I am a mature student in my 40s, lone parent, in the final year of my degree. I've sacrificed a lot to get here. Am currently trying to muster the enthusiasm to write my dissertation.
I feel this degree has been a very time consuming and very expensive mistake.
Reasons I decided to do my degree:
Better job prospects - the main reason. Not only to increase my chances of getting a job but my aim was to have a job that I actually enjoy.
To prove something to myself - more of a sub-concious reason that has become more apparent. I failed at school and have always had a 'stupid' complex.
To be a good example to DS - not specifically in terms of going to uni, but felt I had generally achieved very little and wanted to do something that required sacrifice, hard work, determination etc.
Unfortunately it hasn't quite panned out that way:
Re job prospects - I thought by now I would have developed a passion for my subject, but I haven't. In fact it's had the opposite effect, I've gone off it.
Re my stupid complex - I've never felt more stupid in my life.

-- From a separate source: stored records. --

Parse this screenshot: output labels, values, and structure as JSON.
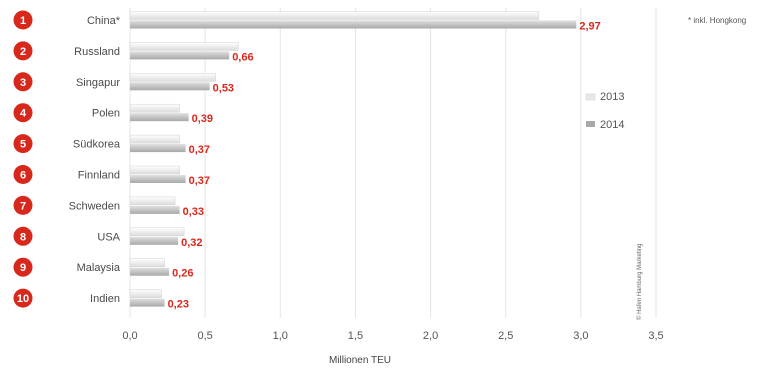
{
  "chart_data": {
    "type": "bar",
    "orientation": "horizontal",
    "categories": [
      "China*",
      "Russland",
      "Singapur",
      "Polen",
      "Südkorea",
      "Finnland",
      "Schweden",
      "USA",
      "Malaysia",
      "Indien"
    ],
    "ranks": [
      "1",
      "2",
      "3",
      "4",
      "5",
      "6",
      "7",
      "8",
      "9",
      "10"
    ],
    "series": [
      {
        "name": "2013",
        "values": [
          2.72,
          0.72,
          0.57,
          0.33,
          0.33,
          0.33,
          0.3,
          0.36,
          0.23,
          0.21
        ],
        "color": "#e6e6e6"
      },
      {
        "name": "2014",
        "values": [
          2.97,
          0.66,
          0.53,
          0.39,
          0.37,
          0.37,
          0.33,
          0.32,
          0.26,
          0.23
        ],
        "color": "#bdbdbd"
      }
    ],
    "value_labels": [
      "2,97",
      "0,66",
      "0,53",
      "0,39",
      "0,37",
      "0,37",
      "0,33",
      "0,32",
      "0,26",
      "0,23"
    ],
    "xlabel": "Millionen TEU",
    "xlim": [
      0,
      3.5
    ],
    "xticks": [
      "0,0",
      "0,5",
      "1,0",
      "1,5",
      "2,0",
      "2,5",
      "3,0",
      "3,5"
    ],
    "footnote": "* inkl. Hongkong",
    "credit": "© Hafen Hamburg Marketing",
    "grid": true,
    "legend_position": "right",
    "accent_color": "#d8281c"
  }
}
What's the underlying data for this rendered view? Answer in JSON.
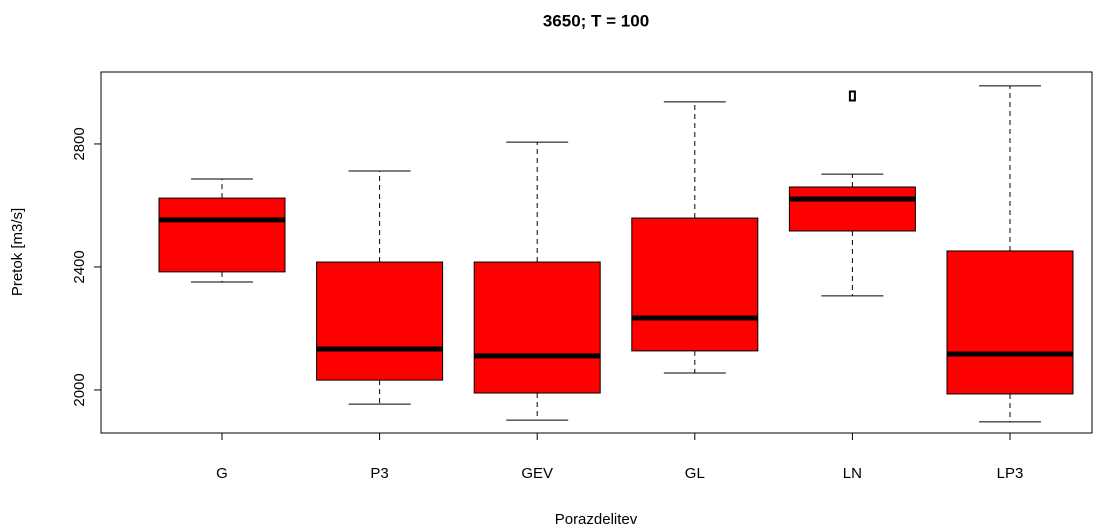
{
  "chart_data": {
    "type": "box",
    "title": "3650; T = 100",
    "x_label": "Porazdelitev",
    "y_label": "Pretok [m3/s]",
    "categories": [
      "G",
      "P3",
      "GEV",
      "GL",
      "LN",
      "LP3"
    ],
    "color": "#ff0000",
    "boxes": [
      {
        "min": 2351,
        "q1": 2384,
        "median": 2553,
        "q3": 2624,
        "max": 2686
      },
      {
        "min": 1954,
        "q1": 2032,
        "median": 2133,
        "q3": 2416,
        "max": 2712
      },
      {
        "min": 1902,
        "q1": 1990,
        "median": 2111,
        "q3": 2416,
        "max": 2806
      },
      {
        "min": 2055,
        "q1": 2127,
        "median": 2234,
        "q3": 2559,
        "max": 2937
      },
      {
        "min": 2306,
        "q1": 2517,
        "median": 2621,
        "q3": 2660,
        "max": 2702,
        "outliers": [
          2956
        ]
      },
      {
        "min": 1896,
        "q1": 1987,
        "median": 2117,
        "q3": 2452,
        "max": 2989
      }
    ],
    "ylim": [
      1860,
      3034
    ],
    "yticks": [
      2000,
      2400,
      2800
    ]
  }
}
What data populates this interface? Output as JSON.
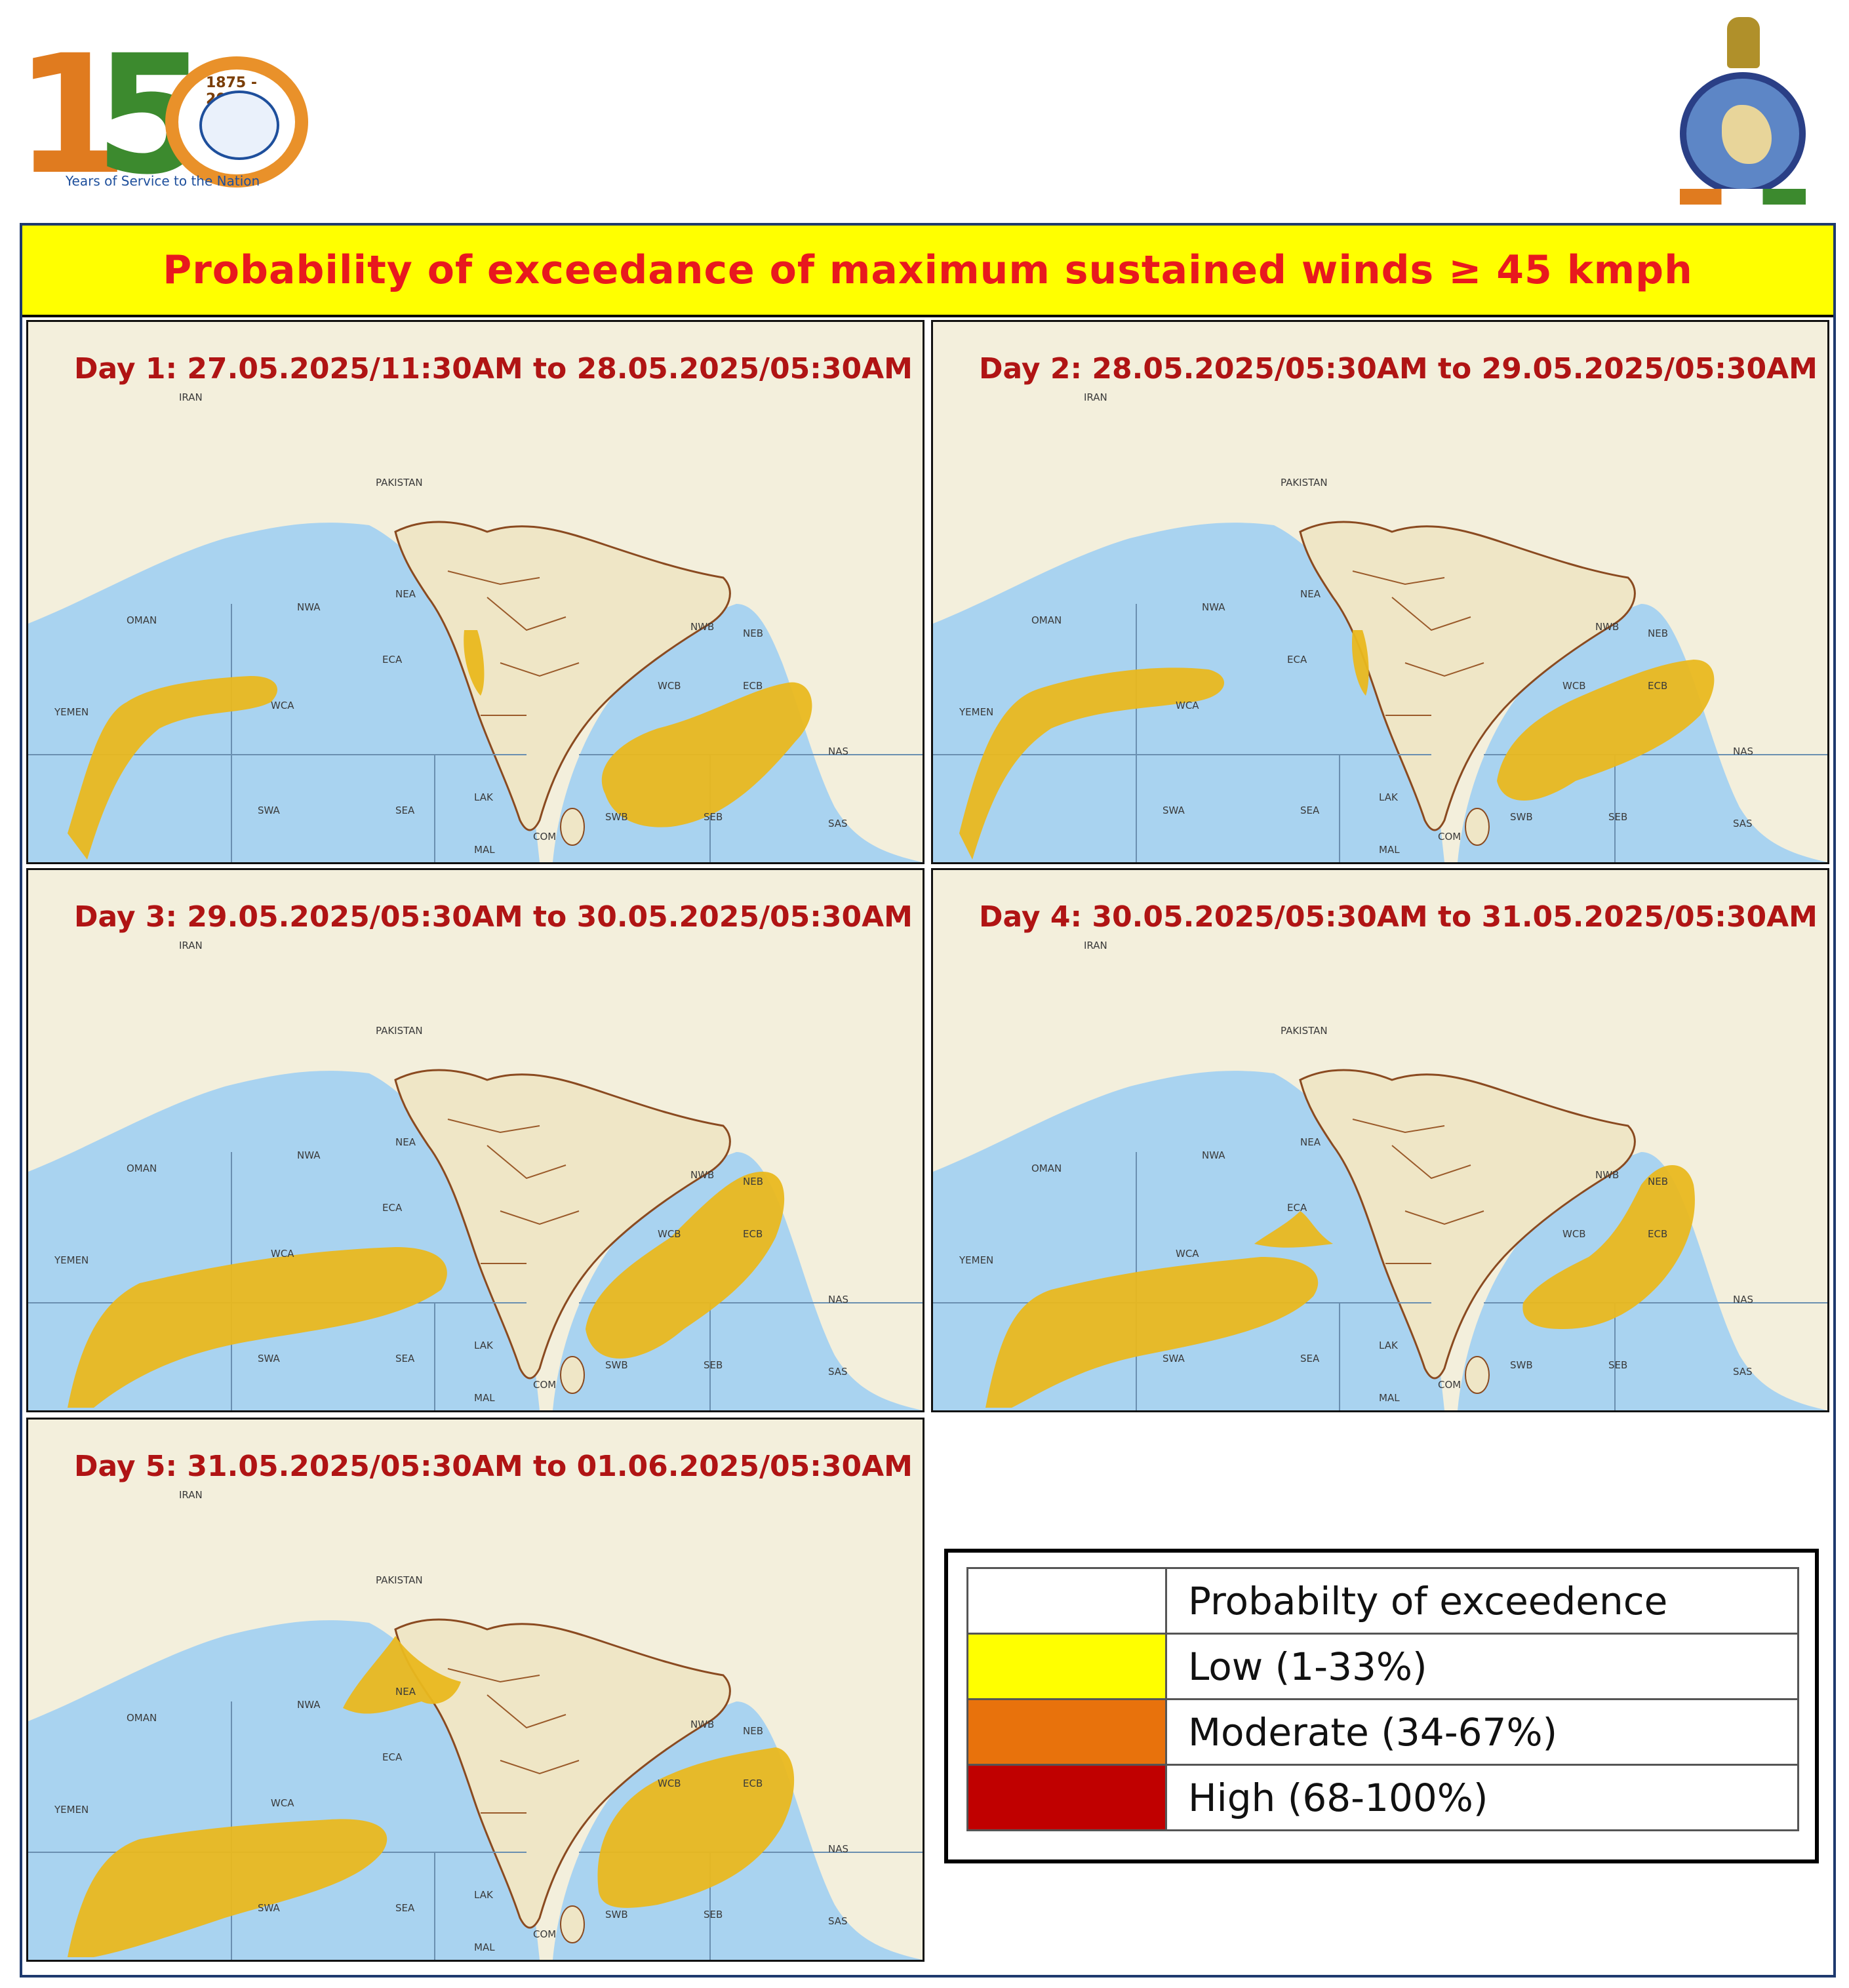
{
  "header": {
    "logo_150": {
      "digits_left": "1",
      "digits_mid": "5",
      "year_text": "1875 - 2025",
      "tagline": "Years of Service to the Nation"
    },
    "right_logo": "imd-emblem-icon"
  },
  "title": "Probability  of exceedance of maximum  sustained  winds ≥ 45 kmph",
  "colors": {
    "title_bg": "#ffff00",
    "title_text": "#e8191e",
    "label_text": "#b01414",
    "sea": "#a9d3f0",
    "deep_sea": "#7fc1ea",
    "land": "#f3efdc",
    "low": "#ffff00",
    "moderate": "#e8720c",
    "high": "#c00000",
    "forecast_fill": "#e9b81f"
  },
  "panels": [
    {
      "label": "Day 1:  27.05.2025/11:30AM  to 28.05.2025/05:30AM"
    },
    {
      "label": "Day 2:  28.05.2025/05:30AM  to 29.05.2025/05:30AM"
    },
    {
      "label": "Day 3:   29.05.2025/05:30AM  to 30.05.2025/05:30AM"
    },
    {
      "label": "Day 4:  30.05.2025/05:30AM  to 31.05.2025/05:30AM"
    },
    {
      "label": "Day 5:  31.05.2025/05:30AM  to 01.06.2025/05:30AM"
    }
  ],
  "map_labels": {
    "pakistan": "PAKISTAN",
    "iran": "IRAN",
    "oman": "OMAN",
    "yemen": "YEMEN",
    "nwa": "NWA",
    "nea": "NEA",
    "eca": "ECA",
    "wca": "WCA",
    "swa": "SWA",
    "sea": "SEA",
    "lak": "LAK",
    "mal": "MAL",
    "com": "COM",
    "nwb": "NWB",
    "neb": "NEB",
    "wcb": "WCB",
    "ecb": "ECB",
    "swb": "SWB",
    "seb": "SEB",
    "nas": "NAS",
    "sas": "SAS"
  },
  "legend": {
    "header": "Probabilty of exceedence",
    "items": [
      {
        "label": "Low (1-33%)",
        "color": "#ffff00"
      },
      {
        "label": "Moderate (34-67%)",
        "color": "#e8720c"
      },
      {
        "label": "High (68-100%)",
        "color": "#c00000"
      }
    ]
  }
}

My grades have been getting worse and people young enough to be my children are sailing through. My access course tutor had high hopes for my getting a first which has only exacerbated my feeling of failure . At the moment I'm on track for a 2:1. If I fuck up my dissertation then I could get a 2:2 and I really don't think I could handle that tbh.
Re good example - There are many other less time consuming and cheaper ways I could have achieved this! Hindsight and all that.
Anyone feel/felt like I do? Any encouraging stories?